Closed kami4ka closed 2 years ago
That's a good idea. I have to add some failsafes nonetheless. However using residential Proxies eat up the credits for free users in about 4 calls, something Theisen must be aware of
@orangecoding Oh. Not really for 4 calls :-) 40 calls for a free plan, but yep, you're right, it's a costly solution.

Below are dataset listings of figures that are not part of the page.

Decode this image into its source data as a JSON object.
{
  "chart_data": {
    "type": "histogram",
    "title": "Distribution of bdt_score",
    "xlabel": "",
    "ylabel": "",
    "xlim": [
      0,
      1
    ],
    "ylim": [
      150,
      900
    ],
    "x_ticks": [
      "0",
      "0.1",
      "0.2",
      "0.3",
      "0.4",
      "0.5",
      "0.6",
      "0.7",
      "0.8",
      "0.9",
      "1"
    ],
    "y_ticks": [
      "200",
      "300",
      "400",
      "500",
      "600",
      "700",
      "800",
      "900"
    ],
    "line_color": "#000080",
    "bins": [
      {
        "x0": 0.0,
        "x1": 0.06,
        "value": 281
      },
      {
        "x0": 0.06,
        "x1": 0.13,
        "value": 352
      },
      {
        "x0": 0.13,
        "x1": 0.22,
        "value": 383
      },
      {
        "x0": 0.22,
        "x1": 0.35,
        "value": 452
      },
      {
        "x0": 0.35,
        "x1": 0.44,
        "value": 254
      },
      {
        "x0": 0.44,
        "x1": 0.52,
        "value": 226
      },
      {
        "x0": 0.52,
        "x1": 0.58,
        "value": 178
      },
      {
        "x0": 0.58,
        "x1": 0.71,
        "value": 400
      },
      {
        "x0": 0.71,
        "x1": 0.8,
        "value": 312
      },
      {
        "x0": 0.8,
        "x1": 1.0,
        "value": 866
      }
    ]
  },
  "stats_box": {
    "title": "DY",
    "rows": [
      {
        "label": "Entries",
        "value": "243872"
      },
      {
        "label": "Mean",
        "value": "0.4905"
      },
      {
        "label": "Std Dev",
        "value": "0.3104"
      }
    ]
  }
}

@kami4ka is there any hint in json I'm getting back from scrapingant that we have hit a capture?
As we can observe - yep.
1) Currently blocked HTML content contains a following title
tag: <title>Ich bin kein Roboter - ImmobilienScout24</title>
2) Headline block contains the following text: Ich bin kein Roboter
I guess that one of those can be used for the simple detection of the capture. Here is an example of the detected page: https://gist.github.com/kami4ka/efd1ed05c940c1eb549e172ca1b557fd
I'd suggest an enhancement for Immoscout scraping. As for my observation, the standard ScrapingAnt proxies are unstable in the scope of the detection.
My suggestion is the following: 1) Try using standard proxy 2) If detected - retry with residential
Also, as an alternative, retry using standard proxies can be added before using residential: 1) Try using standard proxy 2) If detected - retry using standard N times 3) if still detected - retry with residential
Residential request costs more but looks like it is cheaper than retry with standard proxies.